When we leave my mother at the end of this summer, all three of us will cry. I have a video of us crying and hugging at the airport—that was when we’d not seen each other for those four years—and I set that video to Coldplay’s “The Scientist.” Nobody said it was easy, it’s such a shame for us to part  That’s how the chorus goes.

I do not know the details of my parents’ divorce. I do know that our parents love us fiercely, and that my dad hustles to make a way for us in this country. He’s had a lot of jobs in this country. He mainly is a carpenter, a job he loves—when he can get it. He drove a car for Uber briefly, but quit. I respect his hustle. I wrote a poem about it. When my father spends a couple of days at a time at a construction job in New Jersey, my sister and I look after each other and answer our father’s calls to ask if we are ok and if the door is locked and that kind of stuff.

“You guys barely spend time around me … Come sit in the living room.”

That’s some of the stuff Baba says when he is not out of town working and comes into our rooms to find my sister and me with our faces are glued to cellphones or laptops. Sometimes, we choose the Internet over Baba. We would rather not be with him in the living room where the TV news—noisy and obnoxious—seems always to be on.

So, what’s my point? I’m just another teenager trying to make her way in her family and a complicated world. I’m a daughter of divorcees. I love them both. I blame neither of them for anything.

And I’m am an American Muslim teen who has worn my hijab long enough that I almost forget its on my head. I am troubled by what some people assume about me when they look at my covered head. I know that many outsiders stare at me but don’t imagine me in my bedroom, behind a closed door and dancing to 90s throwbacks like the Spice Girls’ “Wannabe.”

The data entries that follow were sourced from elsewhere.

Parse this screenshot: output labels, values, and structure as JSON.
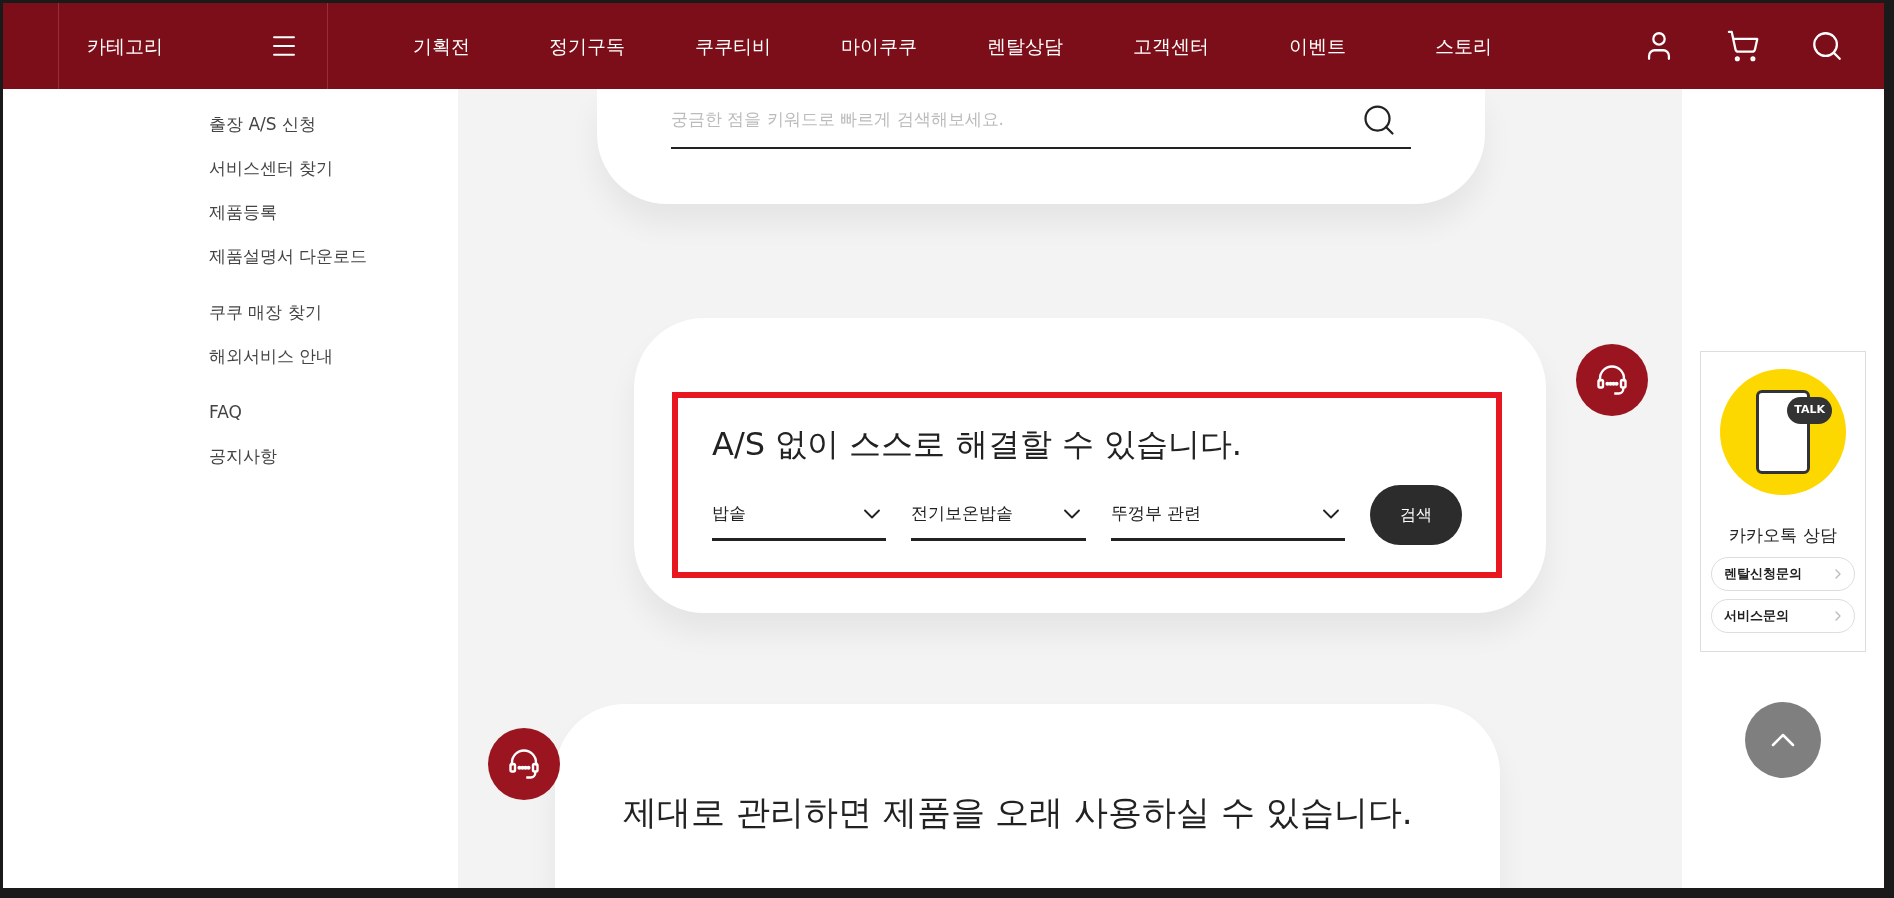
{
  "header": {
    "category_label": "카테고리",
    "nav": [
      "기획전",
      "정기구독",
      "쿠쿠티비",
      "마이쿠쿠",
      "렌탈상담",
      "고객센터",
      "이벤트",
      "스토리"
    ]
  },
  "sidebar": {
    "groups": [
      [
        "출장 A/S 신청",
        "서비스센터 찾기",
        "제품등록",
        "제품설명서 다운로드"
      ],
      [
        "쿠쿠 매장 찾기",
        "해외서비스 안내"
      ],
      [
        "FAQ",
        "공지사항"
      ]
    ]
  },
  "search_card": {
    "placeholder": "궁금한 점을 키워드로 빠르게 검색해보세요."
  },
  "solve_card": {
    "title": "A/S 없이 스스로 해결할 수 있습니다.",
    "selects": [
      {
        "value": "밥솥"
      },
      {
        "value": "전기보온밥솥"
      },
      {
        "value": "뚜껑부 관련"
      }
    ],
    "button": "검색"
  },
  "care_card": {
    "title": "제대로 관리하면 제품을 오래 사용하실 수 있습니다."
  },
  "kakao": {
    "icon_text": "TALK",
    "title": "카카오톡 상담",
    "links": [
      "렌탈신청문의",
      "서비스문의"
    ]
  }
}
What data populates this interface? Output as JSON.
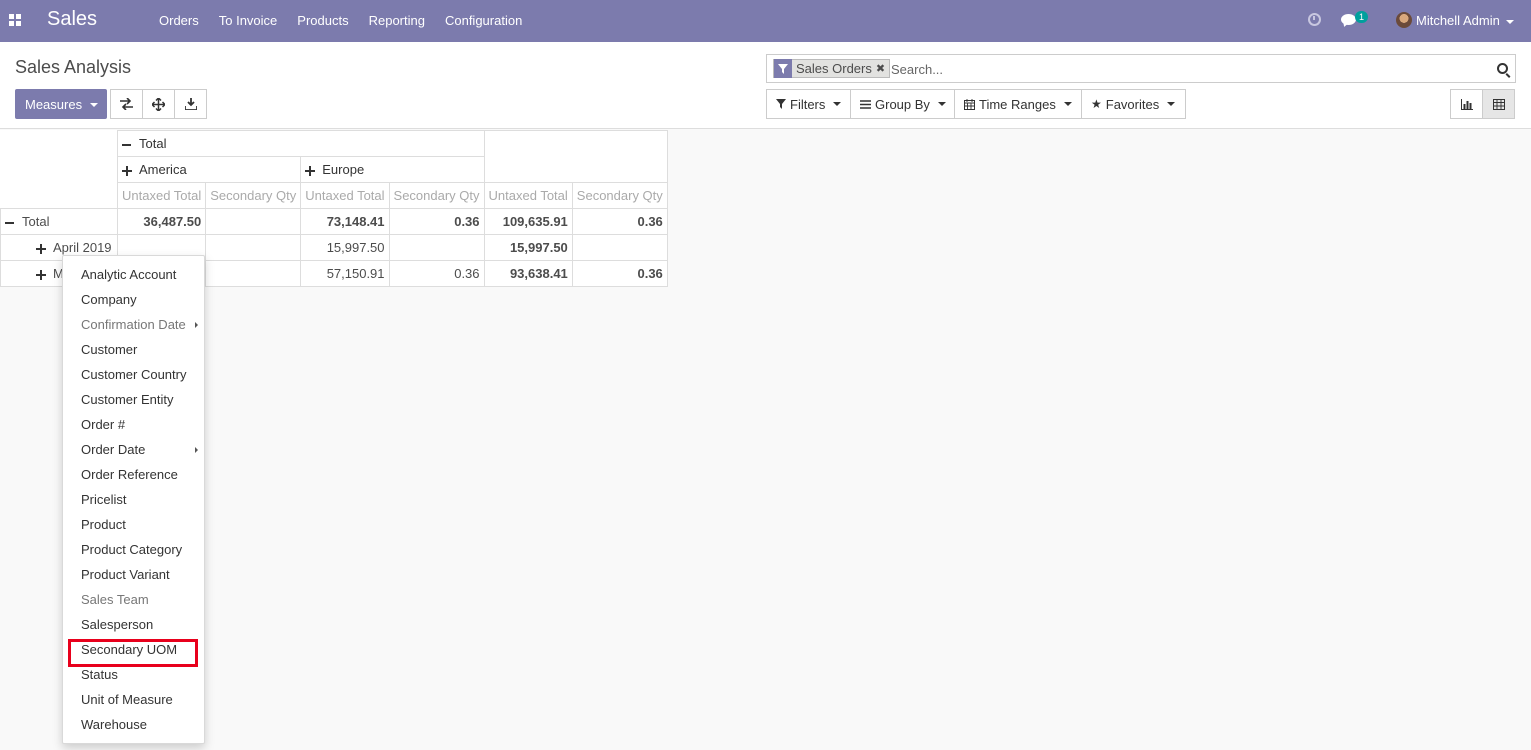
{
  "navbar": {
    "brand": "Sales",
    "menu": [
      "Orders",
      "To Invoice",
      "Products",
      "Reporting",
      "Configuration"
    ],
    "chat_count": "1",
    "user_name": "Mitchell Admin"
  },
  "control": {
    "title": "Sales Analysis",
    "measures_label": "Measures",
    "search": {
      "facet": "Sales Orders",
      "placeholder": "Search..."
    },
    "filters_label": "Filters",
    "groupby_label": "Group By",
    "timeranges_label": "Time Ranges",
    "favorites_label": "Favorites"
  },
  "pivot": {
    "col_total": "Total",
    "col_groups": [
      "America",
      "Europe"
    ],
    "measures": [
      "Untaxed Total",
      "Secondary Qty"
    ],
    "rows": [
      {
        "label": "Total",
        "cells": [
          "36,487.50",
          "",
          "73,148.41",
          "0.36",
          "109,635.91",
          "0.36"
        ]
      },
      {
        "label": "April 2019",
        "cells": [
          "",
          "",
          "15,997.50",
          "",
          "15,997.50",
          ""
        ]
      },
      {
        "label": "M",
        "cells": [
          "",
          "",
          "57,150.91",
          "0.36",
          "93,638.41",
          "0.36"
        ]
      }
    ]
  },
  "groupby_menu": {
    "items": [
      "Analytic Account",
      "Company",
      "Confirmation Date",
      "Customer",
      "Customer Country",
      "Customer Entity",
      "Order #",
      "Order Date",
      "Order Reference",
      "Pricelist",
      "Product",
      "Product Category",
      "Product Variant",
      "Sales Team",
      "Salesperson",
      "Secondary UOM",
      "Status",
      "Unit of Measure",
      "Warehouse"
    ],
    "highlighted": "Secondary UOM"
  },
  "colors": {
    "navbar": "#7c7bad",
    "highlight": "#e8001c"
  }
}
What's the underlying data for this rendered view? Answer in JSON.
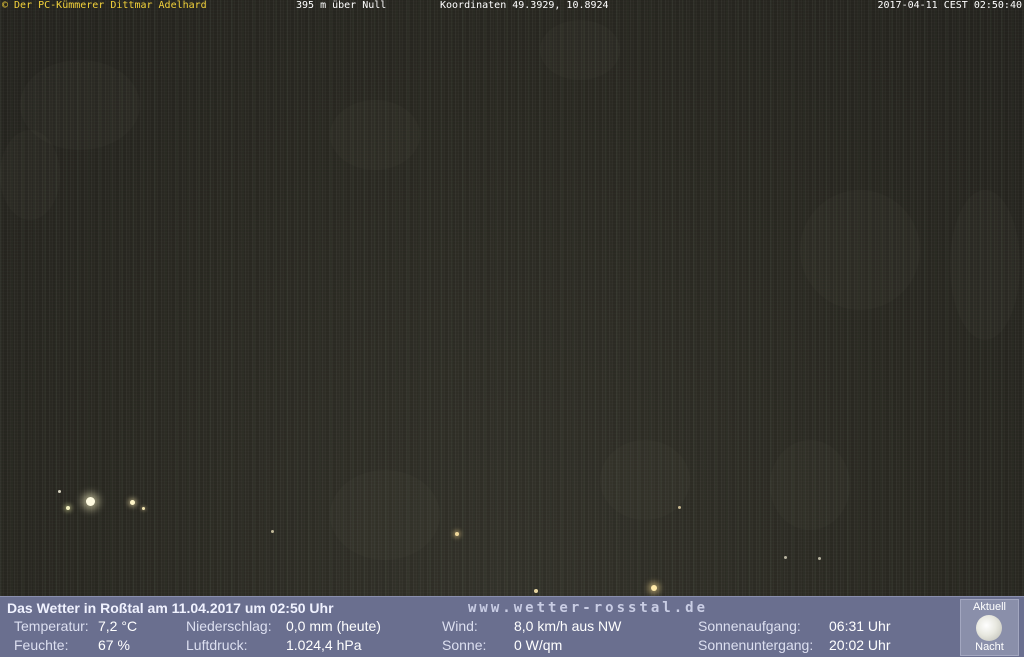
{
  "overlay": {
    "owner": "© Der PC-Kümmerer Dittmar Adelhard",
    "altitude": "395 m über Null",
    "coordinates": "Koordinaten 49.3929, 10.8924",
    "timestamp": "2017-04-11 CEST 02:50:40"
  },
  "footer": {
    "title": "Das Wetter in Roßtal am 11.04.2017 um 02:50 Uhr",
    "url": "www.wetter-rosstal.de",
    "temperature_label": "Temperatur:",
    "temperature_value": "7,2 °C",
    "humidity_label": "Feuchte:",
    "humidity_value": "67 %",
    "precip_label": "Niederschlag:",
    "precip_value": "0,0 mm (heute)",
    "pressure_label": "Luftdruck:",
    "pressure_value": "1.024,4 hPa",
    "wind_label": "Wind:",
    "wind_value": "8,0 km/h aus NW",
    "sun_label": "Sonne:",
    "sun_value": "0 W/qm",
    "sunrise_label": "Sonnenaufgang:",
    "sunrise_value": "06:31 Uhr",
    "sunset_label": "Sonnenuntergang:",
    "sunset_value": "20:02 Uhr",
    "moon_top_label": "Aktuell",
    "moon_bottom_label": "Nacht"
  }
}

Or binge-watching Netflix and crying when a sick character dies.

Or ringing our nice white neighbors’ doorbell to hand them a dish of the good food my father cooks or a Christmas gift for their two little boys. If our door is open, their mom just walks through to say to me, “Hi, how’s your dad and your sister?” I love that she is a good neighbor. Neighborliness is basic teaching of Islam.

I am a child of the East and the West, and very much an American girl.